Anyone who has visited or lived in New York City for longer than the proverbial minute, understands that some of the best meals, most innovative chefs and authentic cuisine are in the kitchens outside of Manhattan.
Without naming restaurant names, many of us understand that the most memorable Greek and occidental Chinese food can be found in Queens, for Russian and Middle Eastern visit Brooklyn, Portuguese or Brazilian, venture out to New Jersey. Harlem still has some of the best soul food as well as “mom and pop” establishments and MamaSushi is joining their ranks and popularity.

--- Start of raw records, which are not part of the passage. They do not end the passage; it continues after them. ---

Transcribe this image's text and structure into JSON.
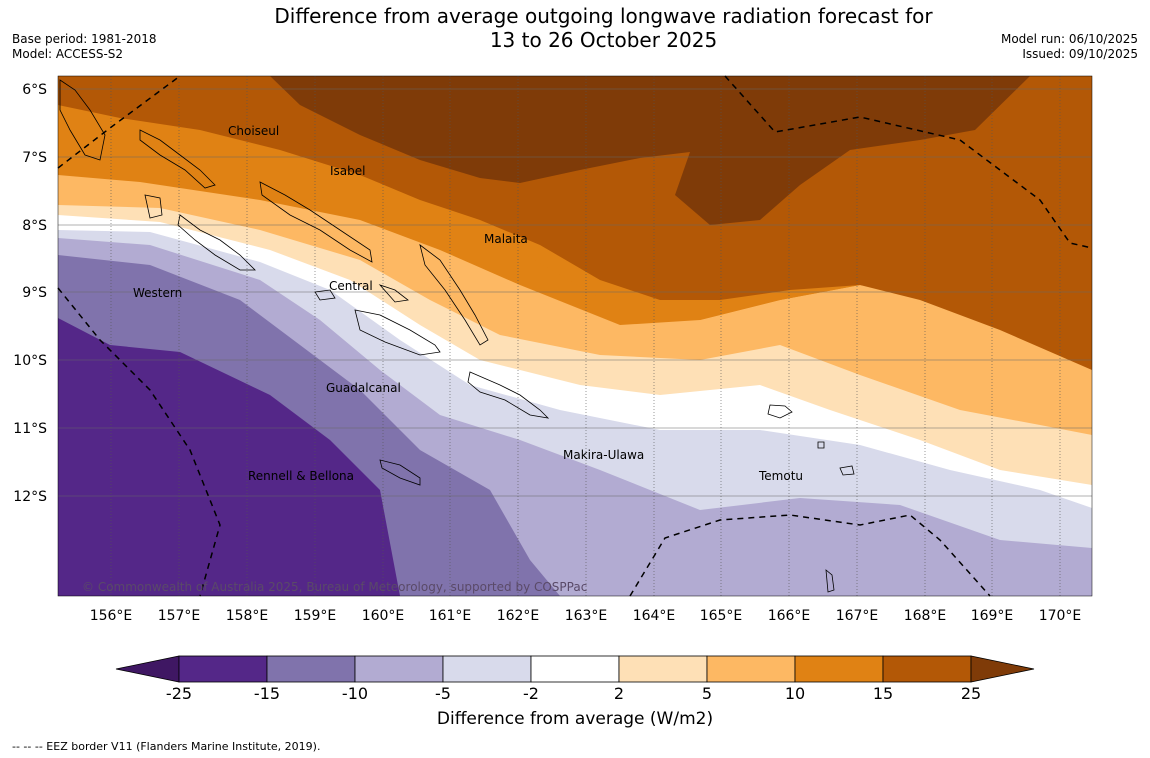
{
  "header": {
    "title_line1": "Difference from average outgoing longwave radiation forecast for",
    "title_line2": "13 to 26 October 2025",
    "base_period": "Base period: 1981-2018",
    "model": "Model: ACCESS-S2",
    "model_run": "Model run: 06/10/2025",
    "issued": "Issued: 09/10/2025"
  },
  "map": {
    "lat_labels": [
      "6°S",
      "7°S",
      "8°S",
      "9°S",
      "10°S",
      "11°S",
      "12°S"
    ],
    "lon_labels": [
      "156°E",
      "157°E",
      "158°E",
      "159°E",
      "160°E",
      "161°E",
      "162°E",
      "163°E",
      "164°E",
      "165°E",
      "166°E",
      "167°E",
      "168°E",
      "169°E",
      "170°E"
    ],
    "provinces": [
      "Choiseul",
      "Isabel",
      "Malaita",
      "Central",
      "Western",
      "Guadalcanal",
      "Makira-Ulawa",
      "Temotu",
      "Rennell & Bellona"
    ],
    "copyright": "© Commonwealth of Australia 2025, Bureau of Meteorology, supported by COSPPac"
  },
  "colorbar": {
    "tick_labels": [
      "-25",
      "-15",
      "-10",
      "-5",
      "-2",
      "2",
      "5",
      "10",
      "15",
      "25"
    ],
    "colors": [
      "#3f1763",
      "#542788",
      "#8073ac",
      "#b2abd2",
      "#d8daeb",
      "#ffffff",
      "#fee0b6",
      "#fdb863",
      "#e08214",
      "#b35806",
      "#7f3b08"
    ],
    "title": "Difference from average (W/m2)"
  },
  "footnote": "--  --  -- EEZ border V11 (Flanders Marine Institute, 2019)."
}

I recently took the express train uptown, on an abysmally rainy Tuesday night, to find this restaurant consistently hopping with families, young couples and several birthday parties, as well as a dedicated staff for take out. During the duration of my six-course tasting, the door kept revolving like a turnstile at Grand Central.
While sushi rocks the room, what I found most interesting are other specialties with a pinch, dash and hint to several cultures by Chef David Nuñez. It’s a hodgpodge of Mexican, Japanese, Korean, Dominican, Hawaiian and more.

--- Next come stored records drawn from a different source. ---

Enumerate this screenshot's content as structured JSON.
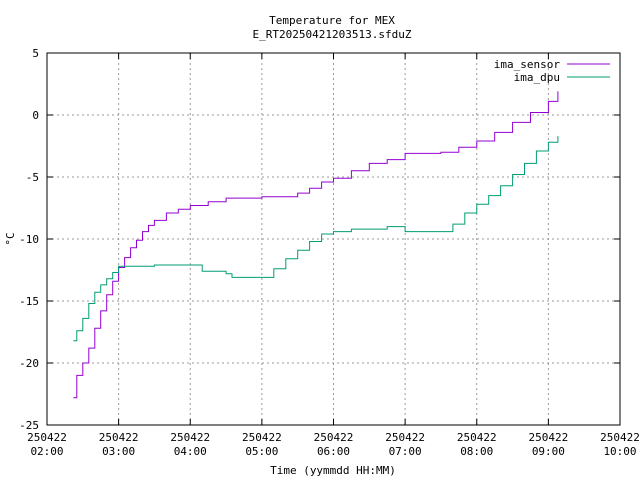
{
  "chart_data": {
    "type": "line",
    "title": "Temperature for MEX",
    "subtitle": "E_RT20250421203513.sfduZ",
    "xlabel": "Time (yymmdd HH:MM)",
    "ylabel": "°C",
    "xlim": [
      "250422 02:00",
      "250422 10:00"
    ],
    "ylim": [
      -25,
      5
    ],
    "grid": true,
    "legend_position": "top-right",
    "x_ticks": [
      {
        "date": "250422",
        "time": "02:00"
      },
      {
        "date": "250422",
        "time": "03:00"
      },
      {
        "date": "250422",
        "time": "04:00"
      },
      {
        "date": "250422",
        "time": "05:00"
      },
      {
        "date": "250422",
        "time": "06:00"
      },
      {
        "date": "250422",
        "time": "07:00"
      },
      {
        "date": "250422",
        "time": "08:00"
      },
      {
        "date": "250422",
        "time": "09:00"
      },
      {
        "date": "250422",
        "time": "10:00"
      }
    ],
    "y_ticks": [
      "5",
      "0",
      "-5",
      "-10",
      "-15",
      "-20",
      "-25"
    ],
    "series": [
      {
        "name": "ima_sensor",
        "color": "#9400d3",
        "x": [
          "250422 02:22",
          "250422 02:25",
          "250422 02:30",
          "250422 02:35",
          "250422 02:40",
          "250422 02:45",
          "250422 02:50",
          "250422 02:55",
          "250422 03:00",
          "250422 03:05",
          "250422 03:10",
          "250422 03:15",
          "250422 03:20",
          "250422 03:25",
          "250422 03:30",
          "250422 03:40",
          "250422 03:50",
          "250422 04:00",
          "250422 04:15",
          "250422 04:30",
          "250422 05:00",
          "250422 05:30",
          "250422 05:40",
          "250422 05:50",
          "250422 06:00",
          "250422 06:15",
          "250422 06:30",
          "250422 06:45",
          "250422 07:00",
          "250422 07:30",
          "250422 07:45",
          "250422 08:00",
          "250422 08:15",
          "250422 08:30",
          "250422 08:45",
          "250422 09:00",
          "250422 09:08"
        ],
        "values": [
          -22.8,
          -21.0,
          -20.0,
          -18.8,
          -17.2,
          -15.8,
          -14.5,
          -13.4,
          -12.3,
          -11.5,
          -10.7,
          -10.1,
          -9.4,
          -8.9,
          -8.5,
          -7.9,
          -7.6,
          -7.3,
          -7.0,
          -6.7,
          -6.6,
          -6.3,
          -5.9,
          -5.4,
          -5.1,
          -4.5,
          -3.9,
          -3.6,
          -3.1,
          -3.0,
          -2.6,
          -2.1,
          -1.4,
          -0.6,
          0.2,
          1.1,
          1.9
        ]
      },
      {
        "name": "ima_dpu",
        "color": "#009e73",
        "x": [
          "250422 02:22",
          "250422 02:25",
          "250422 02:30",
          "250422 02:35",
          "250422 02:40",
          "250422 02:45",
          "250422 02:50",
          "250422 02:55",
          "250422 03:00",
          "250422 03:30",
          "250422 04:00",
          "250422 04:10",
          "250422 04:30",
          "250422 04:35",
          "250422 05:00",
          "250422 05:10",
          "250422 05:20",
          "250422 05:30",
          "250422 05:40",
          "250422 05:50",
          "250422 06:00",
          "250422 06:15",
          "250422 06:30",
          "250422 06:45",
          "250422 07:00",
          "250422 07:30",
          "250422 07:40",
          "250422 07:50",
          "250422 08:00",
          "250422 08:10",
          "250422 08:20",
          "250422 08:30",
          "250422 08:40",
          "250422 08:50",
          "250422 09:00",
          "250422 09:08"
        ],
        "values": [
          -18.2,
          -17.4,
          -16.4,
          -15.2,
          -14.3,
          -13.7,
          -13.2,
          -12.7,
          -12.2,
          -12.1,
          -12.1,
          -12.6,
          -12.8,
          -13.1,
          -13.1,
          -12.4,
          -11.6,
          -10.9,
          -10.2,
          -9.6,
          -9.4,
          -9.2,
          -9.2,
          -9.0,
          -9.4,
          -9.4,
          -8.8,
          -7.9,
          -7.2,
          -6.5,
          -5.7,
          -4.8,
          -3.9,
          -2.9,
          -2.2,
          -1.7
        ]
      }
    ]
  }
}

The Crabmeat Pot Stickers are a sight to behold. The dish is made with condensed passion fruit and mango sauce. While the dumpling was steamed perfectly, I found the sauce to be a little heavy on the sweet side. This might be a cultural thing but I like to save the dulce part for dessert.

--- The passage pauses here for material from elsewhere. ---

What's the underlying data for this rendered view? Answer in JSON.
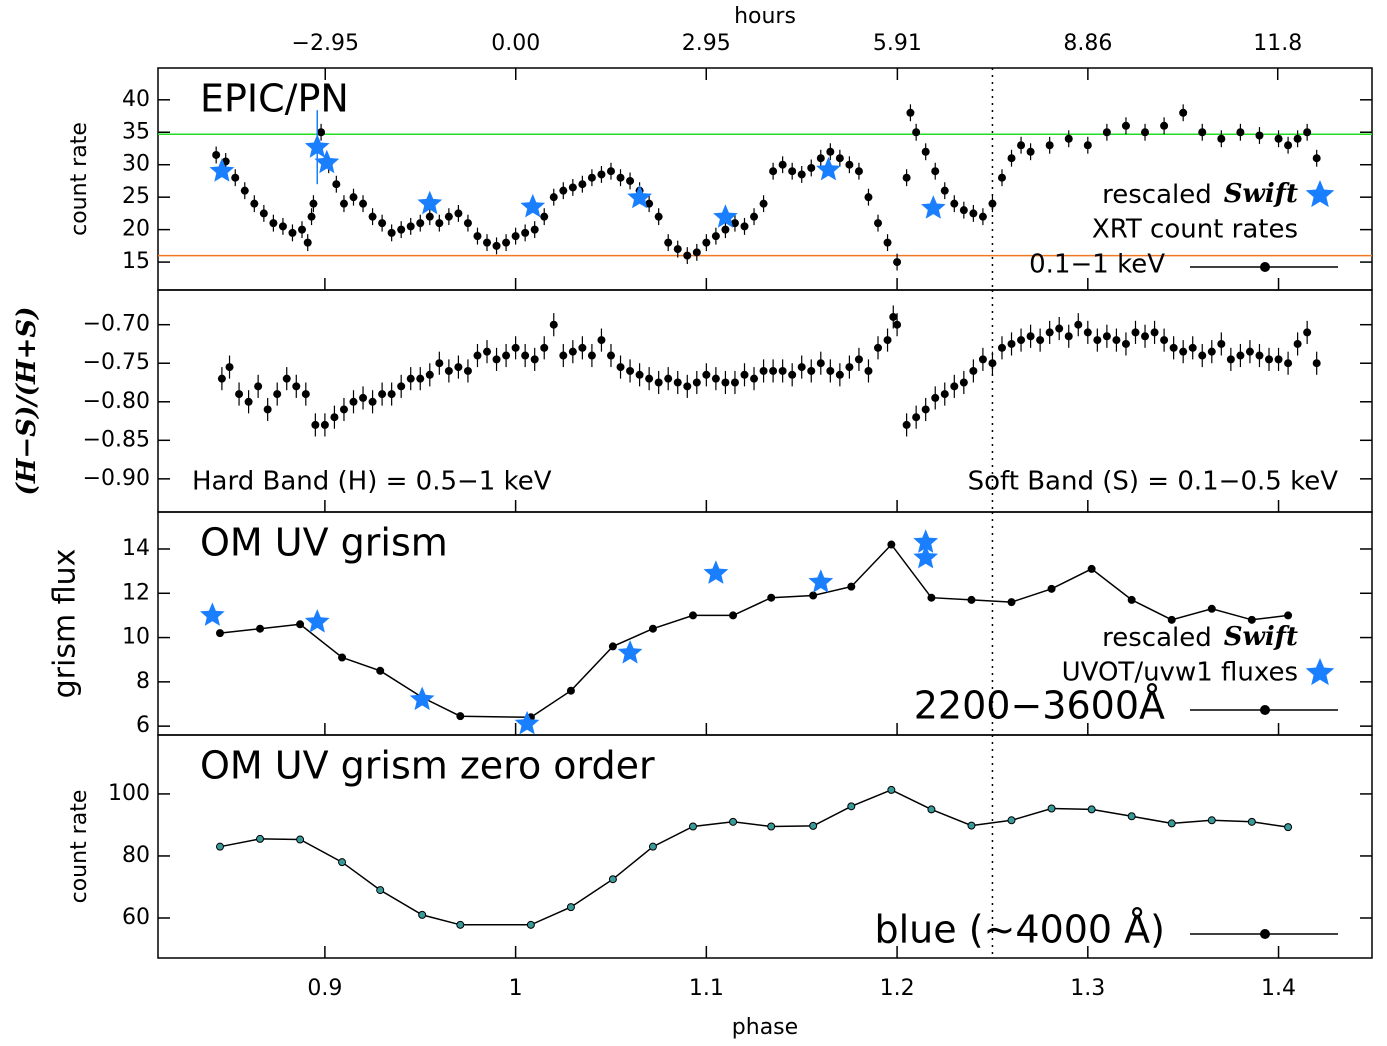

Smothered in a very rich lobster nage sauce, the Pan Seared Striped Bass is flaky, tender and moist. It’s served with auoyama risotto and greens. It is very tasty and as dynamic as the United Nations with so many different flavors. Be careful not to indulge on too many appetizers before this course.
My most favorite dish was the Wagyu NY Strip Steak. Yet again, swimming in a sweet sauce made with an aged whiskey called Yamasaki. It also is accompanied by a porcini reduction, baby vegetables and roasted fingerling potatoes and topped with alfalfa. The steak was grilled perfectly but once again, something sugary entered the glaze. The portion is generous and possible to share if you want to dine ala tapas.
I once was told that, “people eat with their eyes.” This is true in the sense that we savor our meals by an appealing dish. Chef Nuñez is a master at making everything look amazing all the way down to the garnish — edible flowers.
Above all, the staff at MamaSushi is notably polite, efficient and professional; the menu is varied and the ambiance is upbeat with a great, local vibe. The portions at this tasting were so large that I couldn’t truly enjoy everything because I was “lleno” (stuffed). The young man sitting next to me wrapped it up in a sentence, “When you dine with Latinos, they’re going to really feed you.”
Try and save room for dessert. There is a wide assortment including fried ice cream, pistachio cannoli, fresh fruit and chocolate sauce.
Harlem is haute and dining out flourishes in the hood.